Bioreactor studies on temperature induction of the Q- mutant of bacteriophage lambda in Escherichia coli.

The parasite-host interactions between bacteriophage lambda (denoted as lambda) and Escherichia coli bacteria were studied in different bioreactor systems. Although the replicated lambda-DNA of Q- mutant remains naked for a longer time to reach a high gene expression, the epidemic of lambda-infection and the coevolutionary host-phage relations limit the temperature induction efficiency. The temperature induction is strongly dependent upon the susceptible population density at which lambda-infection is activated. Maximum beta-galactosidase expression occurs at the threshold of the infection system. According to this concept, the lethal level of parasitic lambda to hosts is approx. 5 x 10(6) pfu/ml. Since a higher phage lambda burden is exerted upon host cells at a low ODsh, the system moves towards virulence reduction for total survival.
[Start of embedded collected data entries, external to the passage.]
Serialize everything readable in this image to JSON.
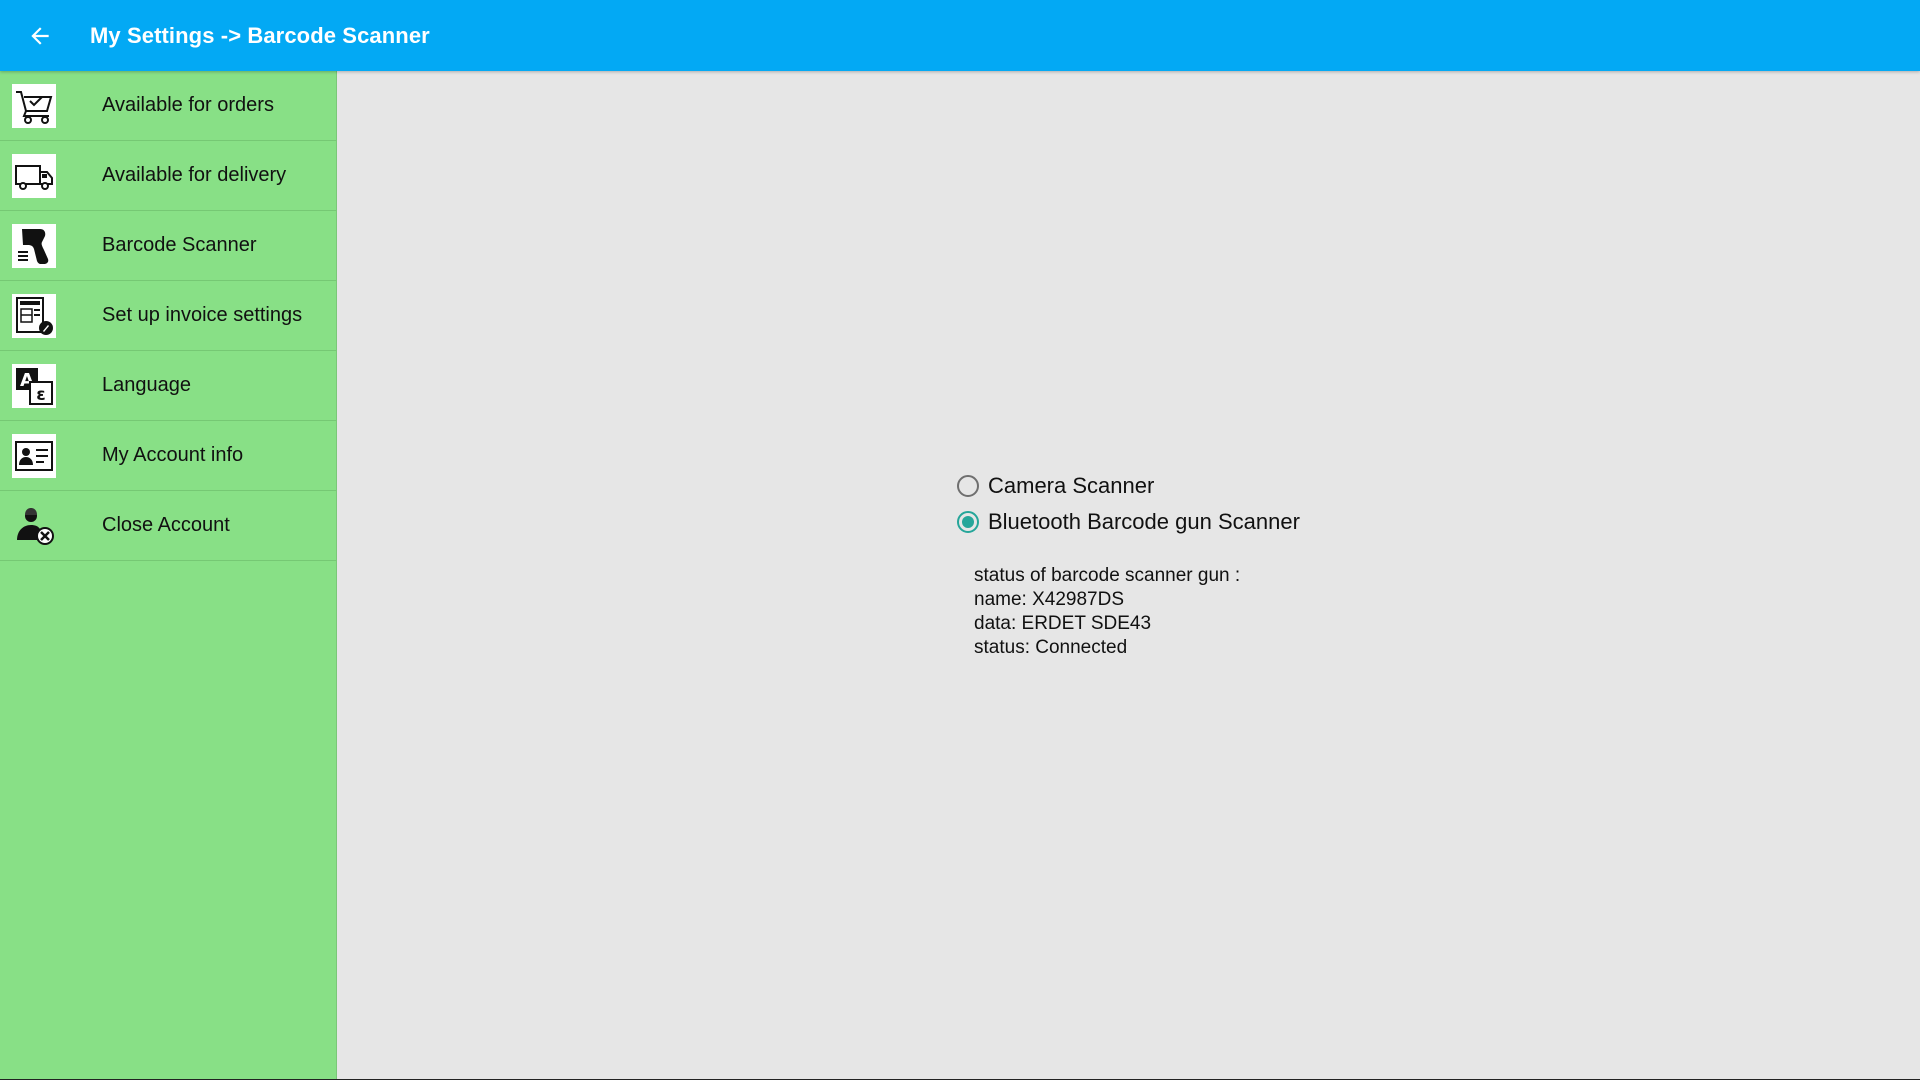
{
  "header": {
    "title": "My Settings -> Barcode Scanner",
    "back_icon": "arrow-left-icon",
    "background_color": "#03A9F4"
  },
  "sidebar": {
    "background_color": "#88E086",
    "items": [
      {
        "label": "Available for orders",
        "icon": "shopping-cart-check-icon"
      },
      {
        "label": "Available for delivery",
        "icon": "delivery-truck-icon"
      },
      {
        "label": "Barcode Scanner",
        "icon": "barcode-scanner-gun-icon"
      },
      {
        "label": "Set up invoice settings",
        "icon": "invoice-edit-icon"
      },
      {
        "label": "Language",
        "icon": "language-translate-icon"
      },
      {
        "label": "My Account info",
        "icon": "id-card-icon"
      },
      {
        "label": "Close Account",
        "icon": "user-remove-icon"
      }
    ]
  },
  "scanner_options": {
    "accent_color": "#26A69A",
    "options": [
      {
        "label": "Camera Scanner",
        "selected": false
      },
      {
        "label": "Bluetooth Barcode gun Scanner",
        "selected": true
      }
    ]
  },
  "status": {
    "heading": "status of barcode scanner gun :",
    "name_line": "name: X42987DS",
    "data_line": "data: ERDET SDE43",
    "status_line": "status: Connected"
  }
}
Prey-predator isocline analysis is used to consider the stability of the outcome of infection. The host growth has a destabilizing effect at lower population densities and a stabilization effect at higher population. Based upon the predictions, a substrate enrichment enhances bacterial growth and reporter protein production. However, the operations still need to follow the trajectory of threshold tie line to guarantee maximal productivity. Since the washout of infected cells reduces induction performance in continuous cultures, a batch mode of operation is better than continuous stirred tank reactor (CSTR) mode to achieve high gene expression. The threshold cell density regulates induction performances and therefore produces the optimal gene expression by maintaining maximal viable cells that provide sufficient resources for lambda expression.